この漫画は僕が小学校の頃に、週刊少年ジャンプで連載されており、リアルタイムで読んでいた記憶がある。思春期に足を踏み入れようか、という時期の小学生には、ほどよくエッチな漫画で、友達と「今週号は凄かったなあ」と、鼻息を荒げながら語り合ったのが懐かしい。

僕はその頃、『電影少女』を単なるエロい漫画としか捕らえていなかった。ヒロインであるもえみちゃんは、女の子らしくて可愛いなと思っていたのだが、ビデオガールである、あいは、主人公であるヨータ(ヨーダじゃないよ)の前でも、平気で裸になるし、なんだかなとあまりいい印象を持っていなかった。

読み直してみると、先が気になってとまらなくなってしまった。僕は基本的に恋愛系の話はあまり読まないのだが、これは掛け値なしに面白いと思った。作者自身も語っているが、心理描写が徹底している。漫画を読んでいる途中、ふと新海誠監督の『秒速5センチメートル』を思い出したぐらいだ。

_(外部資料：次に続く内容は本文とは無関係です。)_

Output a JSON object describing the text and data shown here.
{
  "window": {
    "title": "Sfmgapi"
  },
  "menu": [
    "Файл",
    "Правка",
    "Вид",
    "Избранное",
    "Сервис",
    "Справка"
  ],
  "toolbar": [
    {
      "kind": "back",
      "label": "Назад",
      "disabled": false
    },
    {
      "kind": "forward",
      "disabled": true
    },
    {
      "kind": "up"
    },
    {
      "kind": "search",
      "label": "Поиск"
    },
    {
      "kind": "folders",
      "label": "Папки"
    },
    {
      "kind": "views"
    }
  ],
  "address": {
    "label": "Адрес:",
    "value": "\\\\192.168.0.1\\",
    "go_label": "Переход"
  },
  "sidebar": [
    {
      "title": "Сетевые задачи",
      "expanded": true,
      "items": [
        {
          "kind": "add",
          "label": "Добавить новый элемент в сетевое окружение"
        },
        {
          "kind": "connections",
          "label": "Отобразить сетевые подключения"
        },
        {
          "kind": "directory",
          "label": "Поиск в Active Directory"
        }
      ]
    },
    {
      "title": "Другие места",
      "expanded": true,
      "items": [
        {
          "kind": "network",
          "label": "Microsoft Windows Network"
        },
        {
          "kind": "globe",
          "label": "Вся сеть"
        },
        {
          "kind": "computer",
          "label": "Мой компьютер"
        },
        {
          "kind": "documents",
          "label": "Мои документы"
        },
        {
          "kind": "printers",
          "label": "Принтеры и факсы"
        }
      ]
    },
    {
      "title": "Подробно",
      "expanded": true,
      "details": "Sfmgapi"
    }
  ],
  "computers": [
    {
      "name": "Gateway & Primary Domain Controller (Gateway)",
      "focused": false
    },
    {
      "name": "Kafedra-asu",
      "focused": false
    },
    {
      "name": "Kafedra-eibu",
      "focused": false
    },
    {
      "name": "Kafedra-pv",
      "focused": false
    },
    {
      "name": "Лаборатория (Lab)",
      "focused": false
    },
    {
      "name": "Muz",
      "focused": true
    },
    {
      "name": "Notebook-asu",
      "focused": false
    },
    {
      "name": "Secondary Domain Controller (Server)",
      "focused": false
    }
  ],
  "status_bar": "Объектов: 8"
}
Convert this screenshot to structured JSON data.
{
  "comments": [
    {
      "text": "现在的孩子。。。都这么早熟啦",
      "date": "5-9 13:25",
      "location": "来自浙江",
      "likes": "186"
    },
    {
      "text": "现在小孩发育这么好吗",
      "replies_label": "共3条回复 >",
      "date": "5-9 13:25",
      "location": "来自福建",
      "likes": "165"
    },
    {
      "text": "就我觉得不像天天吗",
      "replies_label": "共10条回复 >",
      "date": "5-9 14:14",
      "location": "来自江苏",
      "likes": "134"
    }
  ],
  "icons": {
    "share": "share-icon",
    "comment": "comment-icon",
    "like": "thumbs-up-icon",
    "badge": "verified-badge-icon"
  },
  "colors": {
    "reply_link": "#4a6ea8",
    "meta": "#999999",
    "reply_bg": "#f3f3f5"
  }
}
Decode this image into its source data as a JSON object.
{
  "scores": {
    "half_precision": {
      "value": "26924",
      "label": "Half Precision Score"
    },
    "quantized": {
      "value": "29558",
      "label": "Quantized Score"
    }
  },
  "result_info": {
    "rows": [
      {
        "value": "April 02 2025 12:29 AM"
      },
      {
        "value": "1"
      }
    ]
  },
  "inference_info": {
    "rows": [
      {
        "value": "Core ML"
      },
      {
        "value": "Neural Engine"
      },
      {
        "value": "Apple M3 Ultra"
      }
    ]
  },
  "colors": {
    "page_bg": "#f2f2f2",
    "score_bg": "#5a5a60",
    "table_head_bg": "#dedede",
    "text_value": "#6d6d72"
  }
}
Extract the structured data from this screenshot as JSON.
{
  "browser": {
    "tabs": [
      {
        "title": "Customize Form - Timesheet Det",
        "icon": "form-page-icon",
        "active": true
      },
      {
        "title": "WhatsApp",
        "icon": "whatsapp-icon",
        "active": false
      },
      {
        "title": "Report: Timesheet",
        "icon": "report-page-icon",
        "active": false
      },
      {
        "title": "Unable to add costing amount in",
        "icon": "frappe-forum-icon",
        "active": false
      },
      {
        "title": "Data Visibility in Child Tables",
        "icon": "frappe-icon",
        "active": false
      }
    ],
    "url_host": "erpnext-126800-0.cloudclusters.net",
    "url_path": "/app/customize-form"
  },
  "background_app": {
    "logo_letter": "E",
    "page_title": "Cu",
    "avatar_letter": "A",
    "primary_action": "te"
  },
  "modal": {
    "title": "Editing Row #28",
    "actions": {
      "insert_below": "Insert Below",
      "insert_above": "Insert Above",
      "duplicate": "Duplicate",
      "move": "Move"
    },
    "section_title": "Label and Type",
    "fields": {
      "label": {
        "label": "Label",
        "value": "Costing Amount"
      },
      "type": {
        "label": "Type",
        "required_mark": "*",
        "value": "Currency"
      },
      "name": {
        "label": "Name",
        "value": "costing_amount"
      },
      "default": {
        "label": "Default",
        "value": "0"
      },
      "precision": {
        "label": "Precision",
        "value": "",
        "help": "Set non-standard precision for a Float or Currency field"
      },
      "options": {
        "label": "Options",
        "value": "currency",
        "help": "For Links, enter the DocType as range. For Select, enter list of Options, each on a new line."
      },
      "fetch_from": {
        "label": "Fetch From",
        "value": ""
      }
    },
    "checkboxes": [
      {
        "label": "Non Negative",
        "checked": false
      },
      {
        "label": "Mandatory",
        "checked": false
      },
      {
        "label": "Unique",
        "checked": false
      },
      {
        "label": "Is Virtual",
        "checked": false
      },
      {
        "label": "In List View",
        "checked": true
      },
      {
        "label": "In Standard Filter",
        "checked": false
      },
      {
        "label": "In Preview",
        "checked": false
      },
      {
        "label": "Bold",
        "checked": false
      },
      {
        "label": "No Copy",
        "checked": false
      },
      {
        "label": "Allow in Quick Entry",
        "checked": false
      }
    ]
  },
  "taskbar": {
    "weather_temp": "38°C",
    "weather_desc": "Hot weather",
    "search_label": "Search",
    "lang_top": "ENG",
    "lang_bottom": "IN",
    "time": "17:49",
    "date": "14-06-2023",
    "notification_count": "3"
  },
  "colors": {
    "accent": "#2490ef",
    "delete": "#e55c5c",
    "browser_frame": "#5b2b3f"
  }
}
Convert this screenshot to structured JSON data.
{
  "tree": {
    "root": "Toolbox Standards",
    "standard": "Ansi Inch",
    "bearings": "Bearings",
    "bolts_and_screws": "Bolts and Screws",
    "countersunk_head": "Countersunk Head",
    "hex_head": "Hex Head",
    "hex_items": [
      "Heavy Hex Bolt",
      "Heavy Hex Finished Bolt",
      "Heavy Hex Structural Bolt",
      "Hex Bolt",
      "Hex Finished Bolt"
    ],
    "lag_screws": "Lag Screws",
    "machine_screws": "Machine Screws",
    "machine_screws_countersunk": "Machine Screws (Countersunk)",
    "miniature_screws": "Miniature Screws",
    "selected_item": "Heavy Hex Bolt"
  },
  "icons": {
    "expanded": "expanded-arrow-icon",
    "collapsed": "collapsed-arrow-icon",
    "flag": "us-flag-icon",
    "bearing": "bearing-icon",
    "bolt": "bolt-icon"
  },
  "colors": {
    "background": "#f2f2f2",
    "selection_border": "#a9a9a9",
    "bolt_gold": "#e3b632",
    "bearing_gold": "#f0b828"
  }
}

あと、巻数の割りには登場人物が少ない。連載となると、次々とキャラクターを増やしていく漫画も少なくないのだが、この漫画にはそれがない。いわゆる捨てキャラというのが出てこない。それぞれに役割があり、血肉が通っている。あまり好きではなかった、“あい”が非常にいじらしく思えてくる。

実家では11巻までしか読まなかったので、その続きを自分の家に持って帰ってきて読んだのだが、なんと巻末で桂正和氏と今、世間を賑わせまくっている酒井法子が対談をしていた。

この頃は、まだシャブに手を出していなかったんだろうなあ、とかいらん事を考えながらその対談を読んだ。どうやら酒井法子がアニメビデオ『電影少女』の主題歌を歌っていた事から実現した対談だったようだ。

ちなみに『電影少女』を読みながら思ったのは、まだこの頃って全く携帯電話が普及していなかったんだなという事。もし、携帯が登場していたら、結構話が変わっていたように思う。特にもえみちゃんが、留守番電話機能付きの電話を買う、という話はまんま無くなっていた可能性が高い。